Multiple anatomical and radiological studies suggest that the ACL footprint varies in both position and size [2, 16,17,18] with Luites and Verdonschot reporting variation of 4 mm (in both DS and HL dimensions) about a mean value [19]. Similarly, the accuracy of surgical placement is seen to vary about a planned point. In a study by Hart et al., four different “anatomical” techniques were compared with a mean error in placement of 3–4 mm with each method [20]. Thus, there is variation in both anatomy and surgical accuracy (both in the region of 4 mm) equating to combined errors that may be relatively large (8 mm). While our results reflect these variations (in both anatomy and surgical precision) no difference was seen between the two tested arthroscopes, suggesting visualisation is equivalent.
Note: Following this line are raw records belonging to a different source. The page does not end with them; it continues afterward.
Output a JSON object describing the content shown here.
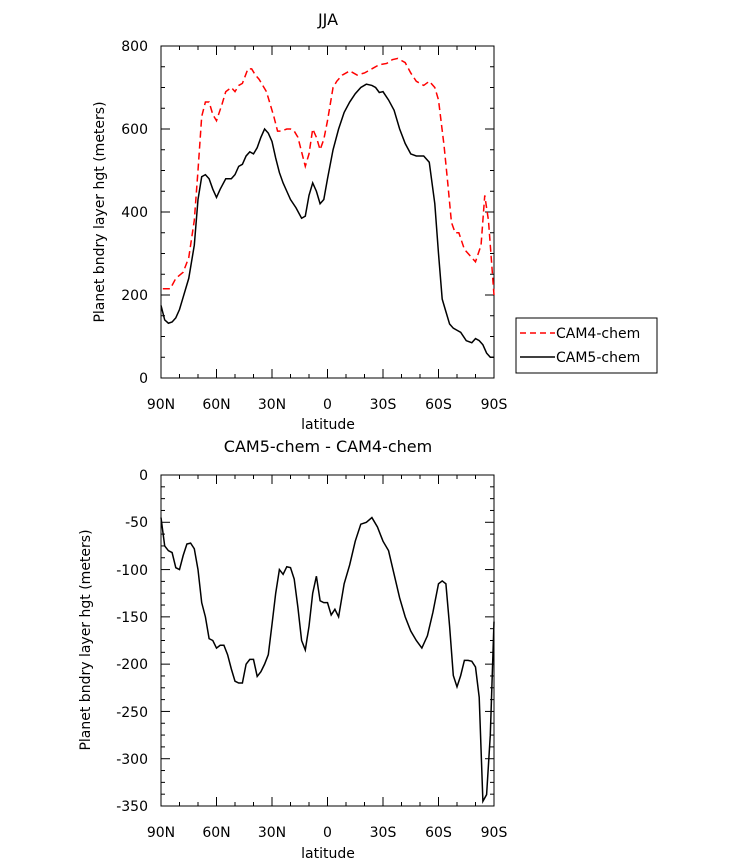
{
  "chart_data": [
    {
      "type": "line",
      "title": "JJA",
      "xlabel": "latitude",
      "ylabel": "Planet bndry layer hgt (meters)",
      "xlim": [
        -90,
        90
      ],
      "ylim": [
        0,
        800
      ],
      "xticks": [
        -90,
        -60,
        -30,
        0,
        30,
        60,
        90
      ],
      "xtick_labels": [
        "90N",
        "60N",
        "30N",
        "0",
        "30S",
        "60S",
        "90S"
      ],
      "yticks": [
        0,
        200,
        400,
        600,
        800
      ],
      "ytick_labels": [
        "0",
        "200",
        "400",
        "600",
        "800"
      ],
      "legend": {
        "position": "right",
        "entries": [
          "CAM4-chem",
          "CAM5-chem"
        ]
      },
      "series": [
        {
          "name": "CAM4-chem",
          "color": "#ff0000",
          "dash": true,
          "x": [
            -89,
            -85,
            -82,
            -78,
            -75,
            -72,
            -70,
            -68,
            -66,
            -64,
            -62,
            -60,
            -57,
            -55,
            -52,
            -50,
            -48,
            -46,
            -43,
            -41,
            -39,
            -37,
            -35,
            -33,
            -31,
            -29,
            -27,
            -25,
            -22,
            -20,
            -18,
            -16,
            -14,
            -12,
            -10,
            -8,
            -6,
            -4,
            -2,
            0,
            3,
            5,
            8,
            12,
            16,
            20,
            24,
            28,
            32,
            35,
            38,
            42,
            45,
            48,
            52,
            55,
            58,
            60,
            63,
            65,
            67,
            69,
            71,
            74,
            77,
            80,
            83,
            85,
            87,
            90
          ],
          "values": [
            215,
            215,
            240,
            255,
            290,
            380,
            500,
            630,
            665,
            665,
            635,
            620,
            660,
            690,
            700,
            690,
            705,
            710,
            745,
            745,
            730,
            720,
            705,
            690,
            660,
            630,
            595,
            595,
            600,
            600,
            595,
            580,
            545,
            510,
            540,
            600,
            580,
            550,
            575,
            620,
            700,
            715,
            730,
            740,
            730,
            735,
            745,
            755,
            758,
            767,
            770,
            760,
            735,
            715,
            705,
            715,
            700,
            670,
            560,
            470,
            375,
            350,
            350,
            310,
            295,
            280,
            320,
            440,
            380,
            200
          ]
        },
        {
          "name": "CAM5-chem",
          "color": "#000000",
          "dash": false,
          "x": [
            -90,
            -88,
            -86,
            -84,
            -82,
            -80,
            -78,
            -75,
            -72,
            -70,
            -68,
            -66,
            -64,
            -62,
            -60,
            -58,
            -55,
            -52,
            -50,
            -48,
            -46,
            -44,
            -42,
            -40,
            -38,
            -36,
            -34,
            -32,
            -30,
            -28,
            -26,
            -24,
            -22,
            -20,
            -17,
            -14,
            -12,
            -10,
            -8,
            -6,
            -4,
            -2,
            0,
            3,
            6,
            9,
            12,
            15,
            18,
            21,
            24,
            26,
            28,
            30,
            33,
            36,
            39,
            42,
            45,
            48,
            52,
            55,
            58,
            60,
            62,
            64,
            66,
            68,
            70,
            72,
            75,
            78,
            80,
            82,
            84,
            86,
            88,
            90
          ],
          "values": [
            175,
            140,
            132,
            135,
            145,
            165,
            195,
            240,
            320,
            430,
            485,
            490,
            480,
            455,
            435,
            455,
            480,
            480,
            490,
            510,
            515,
            535,
            545,
            540,
            555,
            580,
            600,
            590,
            570,
            530,
            495,
            470,
            450,
            430,
            410,
            385,
            390,
            440,
            470,
            450,
            420,
            430,
            480,
            550,
            600,
            640,
            665,
            685,
            700,
            708,
            705,
            700,
            688,
            690,
            670,
            645,
            600,
            565,
            540,
            535,
            535,
            520,
            420,
            300,
            190,
            160,
            130,
            120,
            115,
            110,
            90,
            85,
            95,
            90,
            80,
            60,
            50,
            50
          ]
        }
      ]
    },
    {
      "type": "line",
      "title": "CAM5-chem - CAM4-chem",
      "xlabel": "latitude",
      "ylabel": "Planet bndry layer hgt (meters)",
      "xlim": [
        -90,
        90
      ],
      "ylim": [
        -350,
        0
      ],
      "xticks": [
        -90,
        -60,
        -30,
        0,
        30,
        60,
        90
      ],
      "xtick_labels": [
        "90N",
        "60N",
        "30N",
        "0",
        "30S",
        "60S",
        "90S"
      ],
      "yticks": [
        0,
        -50,
        -100,
        -150,
        -200,
        -250,
        -300,
        -350
      ],
      "ytick_labels": [
        "0",
        "-50",
        "-100",
        "-150",
        "-200",
        "-250",
        "-300",
        "-350"
      ],
      "series": [
        {
          "name": "CAM5-chem - CAM4-chem",
          "color": "#000000",
          "dash": false,
          "x": [
            -90,
            -88,
            -86,
            -84,
            -82,
            -80,
            -78,
            -76,
            -74,
            -72,
            -70,
            -68,
            -66,
            -64,
            -62,
            -60,
            -58,
            -56,
            -54,
            -52,
            -50,
            -48,
            -46,
            -44,
            -42,
            -40,
            -38,
            -36,
            -34,
            -32,
            -30,
            -28,
            -26,
            -24,
            -22,
            -20,
            -18,
            -16,
            -14,
            -12,
            -10,
            -8,
            -6,
            -4,
            -2,
            0,
            2,
            4,
            6,
            9,
            12,
            15,
            18,
            21,
            24,
            27,
            30,
            33,
            36,
            39,
            42,
            45,
            48,
            51,
            54,
            57,
            60,
            62,
            64,
            66,
            68,
            70,
            72,
            74,
            76,
            78,
            80,
            82,
            84,
            86,
            88,
            90
          ],
          "values": [
            -45,
            -75,
            -80,
            -82,
            -98,
            -100,
            -85,
            -73,
            -72,
            -78,
            -100,
            -135,
            -150,
            -173,
            -175,
            -183,
            -180,
            -180,
            -190,
            -205,
            -218,
            -220,
            -220,
            -200,
            -195,
            -195,
            -213,
            -208,
            -200,
            -190,
            -158,
            -125,
            -100,
            -105,
            -97,
            -98,
            -110,
            -140,
            -175,
            -185,
            -160,
            -125,
            -107,
            -133,
            -135,
            -135,
            -148,
            -142,
            -150,
            -115,
            -95,
            -70,
            -52,
            -50,
            -45,
            -55,
            -70,
            -80,
            -105,
            -130,
            -150,
            -165,
            -175,
            -183,
            -170,
            -145,
            -115,
            -112,
            -115,
            -160,
            -212,
            -224,
            -212,
            -196,
            -196,
            -197,
            -203,
            -235,
            -345,
            -338,
            -275,
            -155
          ]
        }
      ]
    }
  ]
}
Alternative proposed techniques (to maximise visualisation) include the use a 30° arthroscope via an accessory anteromedial portal [21, 22] or central viewing portal [23]. We chose to use the 70° arthroscope as it allows for medial portal drilling without over-crowding or additional portal creation, with most surgeons accustomed to using this arthroscope for posterior cruciate reconstruction [4, 5]. Additional benefits have also been described including the improved bird’s-eye view of the tibial footprint during tunnel positioning [5]. We found any required meniscal and chondral work also relatively easy with the 70° arthroscope, although in a less experienced group a greater learning curve may be expected (as seen with other ACL techniques) [24, 25].
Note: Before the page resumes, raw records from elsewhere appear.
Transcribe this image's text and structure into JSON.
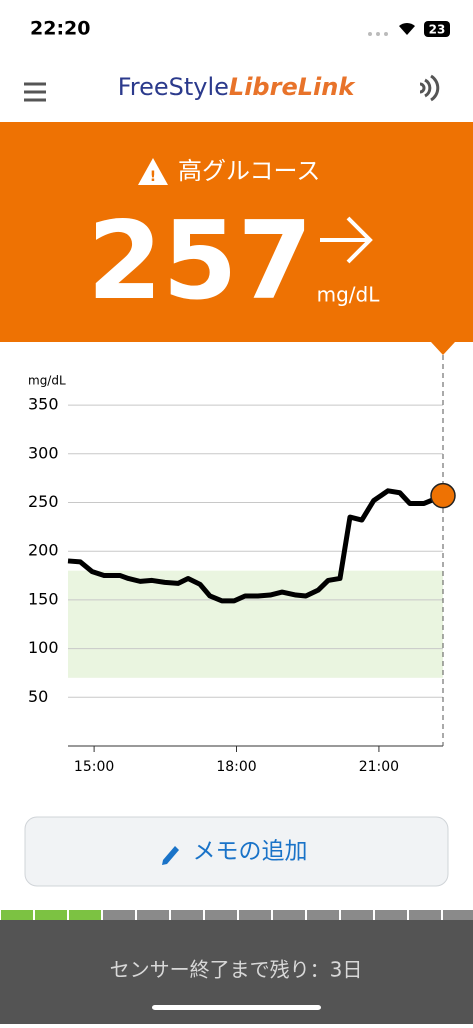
{
  "status_bar": {
    "time": "22:20",
    "battery": "23"
  },
  "header": {
    "brand_main": "FreeStyle",
    "brand_accent": "LibreLink"
  },
  "alert": {
    "label": "高グルコース",
    "value": 257,
    "unit": "mg/dL"
  },
  "chart_data": {
    "type": "line",
    "y_label": "mg/dL",
    "color": "#000000",
    "target_range": [
      70,
      180
    ],
    "target_color": "#eaf5e0",
    "x": [
      14.45,
      14.71,
      14.96,
      15.21,
      15.55,
      15.72,
      15.97,
      16.22,
      16.49,
      16.77,
      16.98,
      17.23,
      17.44,
      17.69,
      17.95,
      18.18,
      18.45,
      18.71,
      18.96,
      19.25,
      19.46,
      19.72,
      19.93,
      20.18,
      20.39,
      20.64,
      20.89,
      21.19,
      21.44,
      21.65,
      21.95,
      22.35
    ],
    "values": [
      190,
      189,
      179,
      175,
      175,
      172,
      169,
      170,
      168,
      167,
      172,
      166,
      154,
      149,
      149,
      154,
      154,
      155,
      158,
      155,
      154,
      160,
      170,
      172,
      235,
      232,
      252,
      262,
      260,
      249,
      249,
      257
    ],
    "xlim": [
      14.45,
      22.35
    ],
    "ylim": [
      0,
      370
    ],
    "xticks": [
      {
        "value": 15,
        "label": "15:00"
      },
      {
        "value": 18,
        "label": "18:00"
      },
      {
        "value": 21,
        "label": "21:00"
      }
    ],
    "yticks": [
      50,
      100,
      150,
      200,
      250,
      300,
      350
    ],
    "grid": true
  },
  "button": {
    "label": "メモの追加"
  },
  "footer": {
    "text": "センサー終了まで残り：3日"
  }
}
Limitations of this study include those inherent to the pilot study design and the methodology used. This study was powered to show a difference in an independent variable (reamer design). The post-hoc calculation suggests that a larger study group may be required to find a difference in tunnel position between these two arthroscopic techniques. The groups were not randomised (and arthroscope choice was largely based on surgeon preference), although the demographics were well matched and the analysis was independent of knee size. The inherent potential for bias is balanced against the pragmatism of such a study. Additionally, the methodology used to define accuracy was based on previous anatomical work that may not reflect every surgeon’s preferred position. An alternative would be to study the ability to position a marker on a pre-defined goal anatomical position (for example, on the bifurcate ridge). This may give a better measure of accuracy and precision. However, conducting such a study would be problematic, with additional pre-operative imaging required outside of a cadaveric setting. The inclusion of two surgeons introduces potential bias in differences of intended tunnel position. Despite both surgeons using the two techniques in roughly equal numbers, as this was not randomised there may be inherent differences between the surgeons that may not be present in a single surgeon series. Finally, the relationship between accurate tunnel position and function or complications could not be investigated. This would require an adequately powered study solely focused on this factor to make valid conclusions. The conclusions from the present study, and recommendations made, are purposefully reserved in light of these limitations.

Conclusion

Both arthroscopic techniques show the ability to position the femoral tunnel in an acceptable position in a clinical group. No difference was found between the techniques reported, suggesting that use of the 70° arthroscope represents a valid alternative that is worthy of consideration given the other described benefits. The importance of accuracy and precision of these techniques could be studied in a larger group with further work focussed on the impact of surgical experience and the functional consequences of potential differences identified. Furthermore, if our findings of equivalence are shown, future work should focus on the other proposed advantages of this technique including tibial tunnel visualisation as well as operative time and ease.